3. After reviewing the case law, the Court has concluded that it can pass upon the preclusive nature of the state trial court's ruling, despite the pending state court appeal. It is sometimes "sensible to stay proceedings until an earlier filed state case has reached a conclusion." Rogers v. Desiderio, 58 F.3d 299, 302 (7th Cir. 1995) (citing Colorado River Water Conservation District v. United States, 424 U.S. 800, 817-21, 96 S.Ct. 1236, 1246-48, 47 L.Ed.2d 483 (1976)); LaDuke v. Burlington Northern R.R., 879 F.2d 1556 (7th Cir. 1989); Moses H. Cone Memorial Hospital v. Mercury Construction Corp., 460 U.S. 1, 16, 25-26, 103 S.Ct. 927, 941-42, 74 L.Ed.2d 765 (1983); Gonzalez v. Cruz, 926 F.2d 1 (1st Cir. 1991); Interstate Material Corp. v. Chicago, 847 F.2d 1285 (7th Cir. 1988); Telesco v. Telesco Fuel & Masons' Materials, Inc., 765 F.2d 356 (2d Cir. 1985). But here, because the Court ultimately concludes that this action is not barred by issue or claim preclusion as to some individuals, it will not temporarily delay this case; the action has been pending for over two years at this point—it is nigh time for it to conclude. The Court's decision is also consistent with Wisconsin law on the preclusion issue, which the Court must follow, Allen v. McCurry, 449 U.S. 90, 95-96, 101 S.Ct. 411, 66 L.Ed.2d 308 (1980), and which holds that a pending appeal does not deprive the lower court judgment of its preclusive effect. Town of Fulton v. Pomeroy, 111 Wis. 663, 87 N.W. 831, 833 (1901); see also Kaprelian v. Bowers, 11-CV-1582, 2012 WL 70180 (7th Cir. Jan. 10, 2012); Virnich v. Vorwald, 664 F.3d 206, 215-16 (7th Cir. 2011); Vince v. Randy Iten Chevrolet, Inc., 02-C-0088-C, 2002 WL 32350054 (W.D. Wis. Dec. 5, 2002); Omernick v. La Rocque, 406 F.Supp. 1156, 1160 (W.D. Wis. 1976).

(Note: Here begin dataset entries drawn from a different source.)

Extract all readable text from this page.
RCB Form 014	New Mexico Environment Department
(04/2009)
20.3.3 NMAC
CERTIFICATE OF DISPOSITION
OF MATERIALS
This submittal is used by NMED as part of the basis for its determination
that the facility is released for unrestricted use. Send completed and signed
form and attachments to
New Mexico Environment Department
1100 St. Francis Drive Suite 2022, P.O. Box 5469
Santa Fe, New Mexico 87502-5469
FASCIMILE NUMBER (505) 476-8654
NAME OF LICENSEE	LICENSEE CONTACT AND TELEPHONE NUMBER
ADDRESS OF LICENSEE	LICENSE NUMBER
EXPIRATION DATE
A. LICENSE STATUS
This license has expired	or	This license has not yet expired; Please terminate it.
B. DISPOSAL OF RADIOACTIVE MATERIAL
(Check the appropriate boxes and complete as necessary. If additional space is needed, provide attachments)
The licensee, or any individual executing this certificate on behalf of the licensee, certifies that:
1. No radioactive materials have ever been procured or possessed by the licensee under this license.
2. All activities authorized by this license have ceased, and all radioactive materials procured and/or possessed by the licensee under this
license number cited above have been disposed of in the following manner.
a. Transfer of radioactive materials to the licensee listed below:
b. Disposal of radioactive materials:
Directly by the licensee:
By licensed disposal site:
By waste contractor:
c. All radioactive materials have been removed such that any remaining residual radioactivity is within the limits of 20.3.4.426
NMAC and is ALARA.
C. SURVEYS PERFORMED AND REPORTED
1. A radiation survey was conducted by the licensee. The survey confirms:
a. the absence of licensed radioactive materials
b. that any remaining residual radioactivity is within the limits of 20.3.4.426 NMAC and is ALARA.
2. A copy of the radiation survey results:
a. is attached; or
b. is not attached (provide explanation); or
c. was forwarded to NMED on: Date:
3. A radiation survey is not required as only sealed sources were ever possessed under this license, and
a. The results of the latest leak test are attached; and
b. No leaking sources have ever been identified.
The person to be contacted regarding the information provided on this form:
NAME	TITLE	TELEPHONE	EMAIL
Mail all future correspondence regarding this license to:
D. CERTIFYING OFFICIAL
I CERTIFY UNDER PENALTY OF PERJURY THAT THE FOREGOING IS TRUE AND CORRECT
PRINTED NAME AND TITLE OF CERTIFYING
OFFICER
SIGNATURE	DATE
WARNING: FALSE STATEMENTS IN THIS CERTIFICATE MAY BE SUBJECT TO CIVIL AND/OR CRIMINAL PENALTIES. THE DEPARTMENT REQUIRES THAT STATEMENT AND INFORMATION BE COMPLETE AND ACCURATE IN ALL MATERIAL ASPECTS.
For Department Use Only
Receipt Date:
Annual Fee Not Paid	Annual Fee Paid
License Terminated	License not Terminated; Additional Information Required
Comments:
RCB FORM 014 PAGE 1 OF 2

4. That case, an anti-trust action, holds that litigation should not be viewed as a "sham" when it is successful; while this case is not directly applicable to the situation at hand, the Court views it as both instructive and logical—an employer should not be deemed to be retaliating against an employee when the employer files a suit to stop what is ultimately determined to be unlawful activity). In a later case, involving alleged employer retaliation, the D.C. Circuit stated that "on proof of retaliation, employer suits that are better than baseless ... may evidently be classified as sham litigation after the employer-plaintiff loses," but otherwise adopted Prof'l Real Estate Investors, thus implying that, if the employer succeeds in its action, the suit should not be viewed as a retaliatory act. Petrochem Insulation, Inc. v. N.L.R.B., 240 F.3d 26, 32 (D.C. Cir. 2001) (citing Prof'l Real Estate Investors, 508 U.S. at 59-61; Bill Johnson's Restaurants, Inc. v. N.L.R.B. 461 U.S. 731, 741, 747 (1983)).